Make these presses:
\begin{matrix} 0 &4 &2\\ 1 &2 &0\\ 0 &0 &0 \end{matrix}
To get these values:
\begin{matrix} 5 &8 &6\\ 3 &7 &4\\ 1 &2 &0 \end{matrix}
You can solve the problem via integer linear programming as follows. Let nonnegative integer decision variable $x_{i,j}$ be the number of times that cell $(i,j)$ is pressed. Let binary decision variable $y_{i,j,v}$ indicate whether cell $(i,j)$ contains value $v$. Let $N_{i,j}$ be the neighborhood of cell $(i,j)$, including $(i,j)$ itself.
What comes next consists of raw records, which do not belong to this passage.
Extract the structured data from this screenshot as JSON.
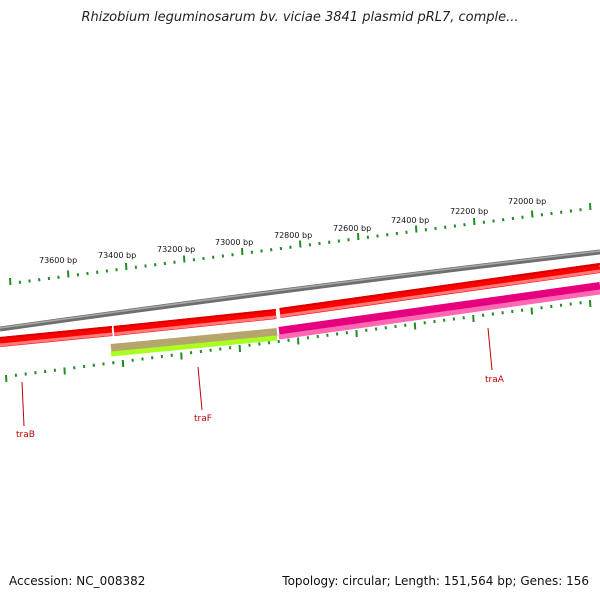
{
  "title": "Rhizobium leguminosarum bv. viciae 3841 plasmid pRL7, comple...",
  "footer": {
    "accession": "Accession: NC_008382",
    "summary": "Topology: circular; Length: 151,564 bp; Genes: 156"
  },
  "ruler": {
    "tick_labels": [
      "73600 bp",
      "73400 bp",
      "73200 bp",
      "73000 bp",
      "72800 bp",
      "72600 bp",
      "72400 bp",
      "72200 bp",
      "72000 bp"
    ]
  },
  "genes": [
    {
      "name": "traB",
      "color": "#ff0000"
    },
    {
      "name": "traF",
      "color": "#b5a76c"
    },
    {
      "name": "traA",
      "color": "#e6007e"
    }
  ],
  "colors": {
    "backbone": "#808080",
    "cds": "#ff0000",
    "tick": "#228b22",
    "label": "#c00000",
    "traF_lower": "#aaff22",
    "traA_lower": "#ff69b4"
  }
}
The problem is to minimize
$$\sum_{i,j} x_{i,j} \tag1$$ subject to:
\begin{align}
\sum_{v\in V} y_{i,j,v} &= 1 &&\text{for all $i$ and $j$} \tag2 \\
\sum_{i,j} y_{i,j,v} &\le 1 &&\text{for all $v$} \tag3 \\
\sum_{(\bar{i},\bar{j})\in N_{i,j}} x_{\bar{i},\bar{j}} &= \sum_{v\in V} v\ y_{i,j,v} &&\text{for all $i$ and $j$} \tag4
\end{align}
The objective function $(1)$ is the total number of presses. Constraint $(2)$ enforces one value per cell. Constraint $(3)$ enforces at most one cell per value. Constraint $(4)$ links the number of presses in the neighborhood to the value in the cell.